Di GIOVANNA ZAPPERI

Ho conosciuto Toni attorno al 2005 a Parigi. In quel periodo, fresca di dottorato, mi ero ritrovata non so più bene come nel comitato di redazione della rivista Multitudes, dove c’era anche Judith Revel, che per ragioni famigliari conoscevo sin da bambina. E in effetti mi è impossibile pensare a Toni senza pensare a lei, con cui ha vissuto per quasi trent’anni. “Judith e Toni” (da pronunciare “judìtettòni”) è stata per me quasi una formula magica, capace di materializzare chiacchere e risate, discussioni infinite su politica, arte e filosofia, ma anche cene, viaggi, vacanze. E soprattutto una porta sempre aperta, anche nei casini, nelle contraddizioni e nelle separazioni. Dunque, quando ho incontrato Toni per la prima volta in realtà lo conoscevo già. Non solo come filosofo e uomo politico – ovvio – ma come quella persona di cui ci parlava Judith, che lo aveva conosciuto mi pare nei primi anni Novanta. La ascoltavo affascinata raccontarci di questa persona che sembrava davvero fuori dal comune e di cui forse si stava già innamorando. Ricordo in particolare una volta che mio padre, con un colpo di scena, andò a prendere la sua copia vintage de Il Dominio e il Sabotaggio per darla a lei, imbarazzata e divertita. Io, che non ne sapevo niente, rimasi sbalordita da quel titolo e da quell’opuscolo che era sfuggito alle mie numerose incursioni nella biblioteca di casa.

Quando ho cominciato a frequentarli insieme, abitavano tra Parigi e Venezia, dove andavo volentieri a trovarli, non da ultimo per vedere la Biennale. A Toni l’arte contemporanea non interessava molto – e come dargli torto – e anche se è capitato di fare un giro assieme in Biennale, la sua era una passeggiata distratta, a tratti divertita. Guardava con distacco al divenire dell’arte, nei suoi rituali spesso superficiali e nel suo essere al contempo “merce e attività”. Pur non interessandosi troppo alle forme più attuali dell’opera d’arte, Toni aveva però colto un aspetto centrale della produzione artistica contemporanea, in quanto terreno di sperimentazione di “mondi diversi”, come scriveva nel suo Arte e Multitudo.

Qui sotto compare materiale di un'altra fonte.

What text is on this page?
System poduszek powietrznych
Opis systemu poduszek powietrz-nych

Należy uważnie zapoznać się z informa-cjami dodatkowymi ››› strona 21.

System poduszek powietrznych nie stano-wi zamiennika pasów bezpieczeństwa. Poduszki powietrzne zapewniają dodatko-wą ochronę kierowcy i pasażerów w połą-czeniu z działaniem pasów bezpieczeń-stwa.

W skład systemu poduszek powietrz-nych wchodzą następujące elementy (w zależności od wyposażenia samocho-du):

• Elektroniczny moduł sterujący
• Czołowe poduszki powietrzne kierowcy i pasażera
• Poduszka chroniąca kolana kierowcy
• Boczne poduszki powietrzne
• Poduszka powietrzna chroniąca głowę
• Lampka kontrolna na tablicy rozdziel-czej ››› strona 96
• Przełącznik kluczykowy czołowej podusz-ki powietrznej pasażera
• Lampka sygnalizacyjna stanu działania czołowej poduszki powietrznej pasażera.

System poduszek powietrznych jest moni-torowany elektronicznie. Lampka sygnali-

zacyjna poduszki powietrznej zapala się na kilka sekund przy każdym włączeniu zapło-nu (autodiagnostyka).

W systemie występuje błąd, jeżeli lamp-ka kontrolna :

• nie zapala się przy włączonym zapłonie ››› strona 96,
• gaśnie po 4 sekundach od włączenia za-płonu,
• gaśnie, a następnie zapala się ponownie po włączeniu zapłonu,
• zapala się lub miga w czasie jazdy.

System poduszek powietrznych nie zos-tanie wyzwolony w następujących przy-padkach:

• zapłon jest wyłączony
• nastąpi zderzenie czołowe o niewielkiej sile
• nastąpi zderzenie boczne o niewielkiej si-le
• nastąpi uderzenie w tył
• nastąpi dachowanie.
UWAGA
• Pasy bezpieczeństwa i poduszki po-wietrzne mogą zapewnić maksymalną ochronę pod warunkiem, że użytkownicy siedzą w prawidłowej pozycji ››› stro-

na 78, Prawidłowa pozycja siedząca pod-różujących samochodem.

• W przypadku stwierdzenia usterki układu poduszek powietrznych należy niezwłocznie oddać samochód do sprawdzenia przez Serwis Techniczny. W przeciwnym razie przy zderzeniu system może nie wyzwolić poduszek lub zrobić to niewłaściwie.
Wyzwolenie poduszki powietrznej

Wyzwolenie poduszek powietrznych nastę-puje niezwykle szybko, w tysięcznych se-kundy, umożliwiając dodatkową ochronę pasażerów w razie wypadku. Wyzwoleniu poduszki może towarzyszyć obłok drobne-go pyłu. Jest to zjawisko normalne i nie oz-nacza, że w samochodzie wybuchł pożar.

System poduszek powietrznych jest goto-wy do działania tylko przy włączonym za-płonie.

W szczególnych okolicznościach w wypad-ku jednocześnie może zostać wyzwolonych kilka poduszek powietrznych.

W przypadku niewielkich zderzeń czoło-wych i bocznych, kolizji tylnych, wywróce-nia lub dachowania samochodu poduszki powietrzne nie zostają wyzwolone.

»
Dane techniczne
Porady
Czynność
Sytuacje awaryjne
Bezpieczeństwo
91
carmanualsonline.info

In questo libretto, scritto quasi per divertimento, ma con la profondità teorica che gli era congeniale, Toni rilevava il modo in cui l’arte non è da considerarsi come sfera separata rispetto ai processi produttivi, ma come qualcosa che si pone sempre all’interno della “storicità dell’essere insieme”. Per chi come lui aveva fondato la propria prassi politica sulla condivisione e sulla dimensione collettiva, non poteva esserci alcuna simpatia per l’artista come figura della singolarità, ancor meno per il “grande artista”, retaggio patriarcale dagli effetti mortiferi. 

Tuttavia, forse proprio per questa distanza nei confronti del mondo dell’arte, penso che Toni non abbia mai preso troppo sul serio l’importanza che hanno avuto le sue riflessioni nella sfera artistica. I numerosi inviti a intervenire nell’ambito di mostre, musei o eventi artistici, come anche il fatto che diverse artiste e artisti si siano confrontati direttamente con il suo pensiero e la sua vicenda politica (penso a Rossella Biscotti, Angela Melitopoulos o Oliver Ressler, per citarne alcuni) attestano di un dialogo costante tra due mondi che non era poi così scontato si incontrassero. Mi sembra che gli scritti di Toni, ben al di là dei suoi sporadici interventi sull’arte, rappresentino infatti un’inesauribile fonte di idee e di metodi per pensare quei “mondi diversi”, quelle forme di vita inedite e impreviste che proprio l’arte è chiamata a immaginare e a sperimentare.

Adesso che Toni è morto, rileggo con commozione le ultime pagine della sua autobiografia in cui riflette sulla fenomenologia del presente proprio a partire da questo desiderio inesauribile per un mondo intessuto nel comune, nelle relazioni, nella gioia della vita. Non avevo colto tutta la portata di queste riflessioni al momento della pubblicazione, che mi colpiscono per il modo in cui risuonano negli eventi catastrofici delle ultime settimane. Non dobbiamo avere paura, scrive Toni, perché siamo dalla parte della vita e la paura ci rende asserviti alla logica fascista della guerra. In questo momento di smarrimento di fronte alla violenza del mondo, questo rimane per me il lascito più importante di Toni, che per me è tanto politico quanto esistenziale.

Ciao Toni. Ci manchi già, ma continui a vivere nei nostri pensieri e nelle nostre lotte.